Concerns over shortages keep oil prices high as Saudi Arabia and Russia stand firm on supply cuts
Oil prices have ticked up in this morning’s trading after Russia and Saudi Arabia, two of the world’s biggest importers, confirmed plans to sustain hefty output cuts.
The two countries first made additional voluntary pledges this summer to slash a further 1.3m barrels per day from global markets, and have now committed to the unilateral measures until the end of the year.
This has fuelled concern over supply shortages, keeping prices elevated, with Brent Crude up 0.7 per cent to $85.49 per barrel and WTI Crude rising 0.82 per cent to $81.17 per barrel.
Saudi Arabia will be responsible for additional voluntary cuts of one million barrels per day — while Russia has slashed roughly 300,000 barrels per day from its output.
The decision will be reviewed again later this month with OPEC and its allies including Russia, known as OPEC+, set to meet in Viena on 26 November.

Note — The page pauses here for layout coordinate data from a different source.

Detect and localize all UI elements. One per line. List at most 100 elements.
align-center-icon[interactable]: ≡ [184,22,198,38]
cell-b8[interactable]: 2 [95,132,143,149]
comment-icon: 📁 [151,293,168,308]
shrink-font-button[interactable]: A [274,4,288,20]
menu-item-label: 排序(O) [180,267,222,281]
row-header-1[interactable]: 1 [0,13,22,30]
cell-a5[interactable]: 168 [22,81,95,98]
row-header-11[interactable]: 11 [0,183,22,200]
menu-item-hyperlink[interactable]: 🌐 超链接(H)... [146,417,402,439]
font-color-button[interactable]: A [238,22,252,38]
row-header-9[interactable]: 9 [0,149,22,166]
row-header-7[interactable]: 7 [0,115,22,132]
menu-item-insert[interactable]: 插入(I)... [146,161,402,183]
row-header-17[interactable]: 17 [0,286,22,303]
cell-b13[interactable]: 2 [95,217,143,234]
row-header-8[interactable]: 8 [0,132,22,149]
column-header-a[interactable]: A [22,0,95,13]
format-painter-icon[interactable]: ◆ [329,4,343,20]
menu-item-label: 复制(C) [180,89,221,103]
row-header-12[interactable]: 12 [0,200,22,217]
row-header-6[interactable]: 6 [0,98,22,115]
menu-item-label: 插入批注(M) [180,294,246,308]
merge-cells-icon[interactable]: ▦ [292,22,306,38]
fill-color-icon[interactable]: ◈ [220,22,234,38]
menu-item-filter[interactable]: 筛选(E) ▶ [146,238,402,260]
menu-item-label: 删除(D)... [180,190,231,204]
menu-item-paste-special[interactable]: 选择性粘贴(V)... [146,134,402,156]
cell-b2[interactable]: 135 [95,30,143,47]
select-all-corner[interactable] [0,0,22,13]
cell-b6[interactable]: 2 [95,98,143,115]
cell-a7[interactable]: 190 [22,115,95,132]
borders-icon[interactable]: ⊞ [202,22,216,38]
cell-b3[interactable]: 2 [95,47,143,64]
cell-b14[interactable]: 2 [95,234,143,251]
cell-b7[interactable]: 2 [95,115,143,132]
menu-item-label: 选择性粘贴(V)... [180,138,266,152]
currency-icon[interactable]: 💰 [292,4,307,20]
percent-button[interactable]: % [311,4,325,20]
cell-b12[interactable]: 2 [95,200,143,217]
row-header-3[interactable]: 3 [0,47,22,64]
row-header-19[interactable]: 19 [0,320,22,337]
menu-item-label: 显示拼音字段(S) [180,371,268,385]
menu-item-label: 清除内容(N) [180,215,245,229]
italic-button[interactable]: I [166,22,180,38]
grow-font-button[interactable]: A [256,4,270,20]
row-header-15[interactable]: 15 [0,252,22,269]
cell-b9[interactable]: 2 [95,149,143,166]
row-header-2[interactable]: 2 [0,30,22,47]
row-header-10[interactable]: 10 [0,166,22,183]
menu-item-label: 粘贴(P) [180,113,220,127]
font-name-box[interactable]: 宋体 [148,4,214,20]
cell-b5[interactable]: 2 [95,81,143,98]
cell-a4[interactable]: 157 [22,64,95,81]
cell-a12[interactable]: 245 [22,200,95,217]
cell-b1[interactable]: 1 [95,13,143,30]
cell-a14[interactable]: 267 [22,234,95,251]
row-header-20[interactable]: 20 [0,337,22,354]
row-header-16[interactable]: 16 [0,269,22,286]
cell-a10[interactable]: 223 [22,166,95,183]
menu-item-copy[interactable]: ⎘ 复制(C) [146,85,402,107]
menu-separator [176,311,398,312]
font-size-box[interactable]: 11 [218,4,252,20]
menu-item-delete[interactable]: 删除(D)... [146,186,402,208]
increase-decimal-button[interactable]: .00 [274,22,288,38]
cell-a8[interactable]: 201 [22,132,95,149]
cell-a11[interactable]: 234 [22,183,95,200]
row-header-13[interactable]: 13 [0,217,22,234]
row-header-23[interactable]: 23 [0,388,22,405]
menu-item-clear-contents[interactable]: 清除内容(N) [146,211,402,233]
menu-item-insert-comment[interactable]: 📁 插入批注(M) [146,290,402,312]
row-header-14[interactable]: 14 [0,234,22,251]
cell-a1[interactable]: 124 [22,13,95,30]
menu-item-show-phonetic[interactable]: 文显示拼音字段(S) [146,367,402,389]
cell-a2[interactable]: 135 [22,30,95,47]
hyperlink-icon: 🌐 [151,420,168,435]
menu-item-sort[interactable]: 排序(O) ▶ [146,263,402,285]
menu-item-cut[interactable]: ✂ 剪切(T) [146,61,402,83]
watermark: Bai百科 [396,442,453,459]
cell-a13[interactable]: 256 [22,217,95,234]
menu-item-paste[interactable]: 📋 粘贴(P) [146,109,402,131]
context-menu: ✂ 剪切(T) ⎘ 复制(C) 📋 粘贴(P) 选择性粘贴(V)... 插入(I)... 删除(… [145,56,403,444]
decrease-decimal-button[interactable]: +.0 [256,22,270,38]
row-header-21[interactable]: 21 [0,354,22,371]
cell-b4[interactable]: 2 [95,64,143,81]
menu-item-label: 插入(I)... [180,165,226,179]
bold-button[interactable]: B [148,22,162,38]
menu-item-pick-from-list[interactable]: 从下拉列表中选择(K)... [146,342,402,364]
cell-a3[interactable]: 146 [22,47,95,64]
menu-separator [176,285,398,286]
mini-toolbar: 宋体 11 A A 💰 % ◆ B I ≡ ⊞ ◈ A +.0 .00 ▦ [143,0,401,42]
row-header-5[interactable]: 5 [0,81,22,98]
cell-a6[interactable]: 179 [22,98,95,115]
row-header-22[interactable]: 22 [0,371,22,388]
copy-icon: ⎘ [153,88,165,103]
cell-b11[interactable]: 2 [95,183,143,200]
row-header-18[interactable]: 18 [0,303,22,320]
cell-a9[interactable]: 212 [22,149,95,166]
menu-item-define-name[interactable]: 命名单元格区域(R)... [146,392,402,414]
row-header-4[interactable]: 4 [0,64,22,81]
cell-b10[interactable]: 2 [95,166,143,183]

The world’s largest oil cartel has committed to its own cuts of roughly five million barrels per day, around five per cent of global supplies, for nearly a year in its bid to prop up prices amid waning demand in China and an easing energy crisis.
Nevertheless, prices are down week-on-week, with Brent trading at $88 per barrel last Monday.

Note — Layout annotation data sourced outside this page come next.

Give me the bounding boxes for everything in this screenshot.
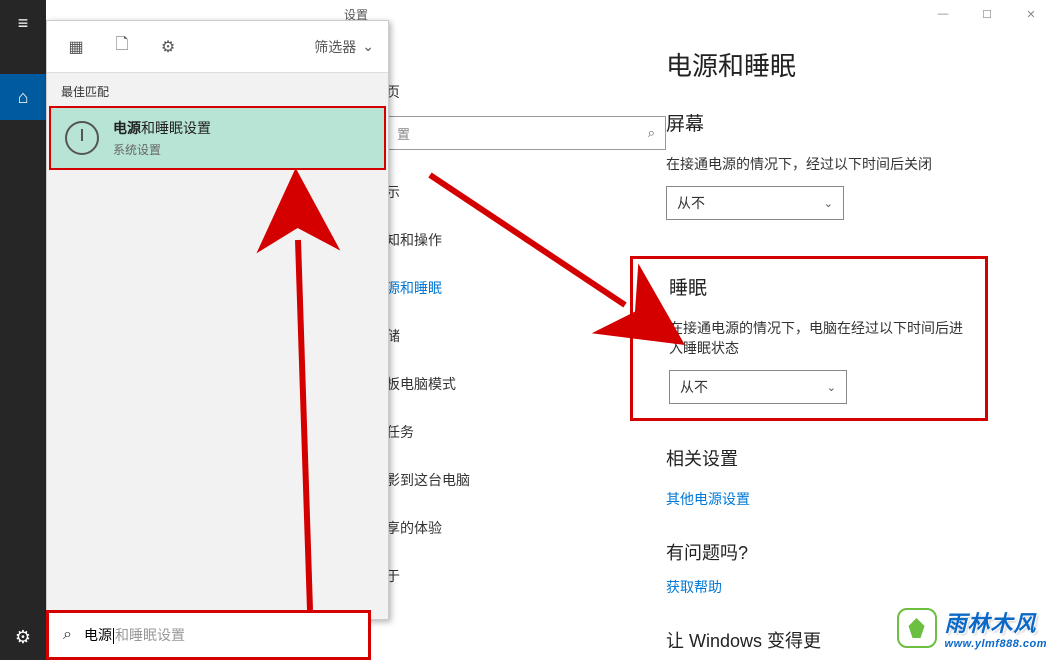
settings-search-input[interactable]: 置 ⌕	[386, 116, 666, 150]
filter-label: 筛选器	[314, 37, 356, 57]
settings-nav-home: 页	[386, 68, 666, 116]
best-match-label: 最佳匹配	[47, 73, 388, 106]
sleep-desc: 在接通电源的情况下，电脑在经过以下时间后进入睡眠状态	[669, 318, 975, 358]
screen-desc: 在接通电源的情况下，经过以下时间后关闭	[666, 154, 1043, 174]
taskbar-search-box[interactable]: ⌕ 电源和睡眠设置	[46, 610, 371, 660]
chevron-down-icon: ⌄	[827, 381, 836, 394]
nav-item[interactable]: 储	[386, 312, 666, 360]
search-icon: ⌕	[63, 626, 72, 644]
chevron-down-icon: ⌄	[362, 38, 374, 55]
settings-content: 电源和睡眠 屏幕 在接通电源的情况下，经过以下时间后关闭 从不 ⌄ 睡眠 在接通…	[666, 46, 1053, 653]
filter-dropdown[interactable]: 筛选器 ⌄	[314, 37, 374, 57]
sleep-section-title: 睡眠	[669, 273, 975, 300]
nav-item[interactable]: 享的体验	[386, 504, 666, 552]
nav-item[interactable]: 板电脑模式	[386, 360, 666, 408]
hamburger-icon[interactable]: ≡	[0, 0, 46, 46]
other-power-settings-link[interactable]: 其他电源设置	[666, 489, 1043, 509]
screen-timeout-dropdown[interactable]: 从不 ⌄	[666, 186, 844, 220]
nav-item[interactable]: 影到这台电脑	[386, 456, 666, 504]
related-settings-title: 相关设置	[666, 445, 1043, 471]
chevron-down-icon: ⌄	[824, 197, 833, 210]
get-help-link[interactable]: 获取帮助	[666, 577, 1043, 597]
screen-section-title: 屏幕	[666, 109, 1043, 136]
search-icon: ⌕	[648, 125, 655, 141]
help-title: 有问题吗?	[666, 539, 1043, 565]
watermark-logo-icon	[897, 608, 937, 648]
watermark-text: 雨林木风	[945, 606, 1047, 638]
settings-gear-icon[interactable]: ⚙	[0, 614, 46, 660]
nav-item-home[interactable]: 页	[386, 68, 666, 116]
minimize-button[interactable]: —	[921, 0, 965, 28]
home-icon[interactable]: ⌂	[0, 74, 46, 120]
nav-item[interactable]: 知和操作	[386, 216, 666, 264]
documents-tab-icon[interactable]: 🗋	[107, 33, 137, 60]
settings-nav-list: 示 知和操作 源和睡眠 储 板电脑模式 任务 影到这台电脑 享的体验 于	[386, 168, 666, 600]
search-panel-tabs: ▦ 🗋 ⚙ 筛选器 ⌄	[47, 21, 388, 73]
nav-item[interactable]: 示	[386, 168, 666, 216]
start-rail: ≡ ⌂ ⚙	[0, 0, 46, 660]
nav-item-power-sleep[interactable]: 源和睡眠	[386, 264, 666, 312]
close-button[interactable]: ✕	[1009, 0, 1053, 28]
dropdown-value: 从不	[680, 377, 708, 397]
search-result-power-sleep[interactable]: 电源和睡眠设置 系统设置	[49, 106, 386, 170]
settings-search-text: 置	[397, 124, 410, 143]
power-icon	[65, 121, 99, 155]
apps-tab-icon[interactable]: ▦	[61, 37, 91, 57]
search-input-text: 电源和睡眠设置	[84, 625, 185, 645]
start-search-panel: ▦ 🗋 ⚙ 筛选器 ⌄ 最佳匹配 电源和睡眠设置 系统设置	[46, 20, 389, 620]
result-title: 电源和睡眠设置	[113, 118, 370, 138]
nav-item[interactable]: 于	[386, 552, 666, 600]
window-controls: — ☐ ✕	[921, 0, 1053, 28]
maximize-button[interactable]: ☐	[965, 0, 1009, 28]
page-title: 电源和睡眠	[666, 46, 1043, 83]
result-subtitle: 系统设置	[113, 141, 370, 158]
watermark: 雨林木风 www.ylmf888.com	[897, 606, 1047, 650]
dropdown-value: 从不	[677, 193, 705, 213]
sleep-timeout-dropdown[interactable]: 从不 ⌄	[669, 370, 847, 404]
nav-item[interactable]: 任务	[386, 408, 666, 456]
watermark-url: www.ylmf888.com	[945, 638, 1047, 650]
settings-tab-icon[interactable]: ⚙	[153, 37, 183, 57]
sleep-section-highlighted: 睡眠 在接通电源的情况下，电脑在经过以下时间后进入睡眠状态 从不 ⌄	[630, 256, 988, 421]
result-text: 电源和睡眠设置 系统设置	[113, 118, 370, 158]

They are also well below the yearly high hit in last month’s mega-rally when Brent peaked at nearly $98 per barrel.
This comes with central banks maintaining high-interest rates to tame inflation, including the US Federal Reserve and Bank of England, which has a cooling effect on demand.
Although fears over disruption to supplies and sanctions remain as conflict continues between Israel and Hamas, the lack of international escalation has reduced fears of supply shortages driven by the war.
Craig Erlam, senior market analyst at Oanda, said: “All of this softer data may have come as a relief to Fed policymakers but it’s weighed on crude oil, with a weaker economy meaning softer demand. WTI is now trading back at the level it was before Hamas attacked Israel, while Brent still has a little way to go.
“That will, to some extent, be due to the fact that it hasn’t yet led to a more significant conflict in the Middle East — a hugely important region for oil output – as well as weaker economic prospects.”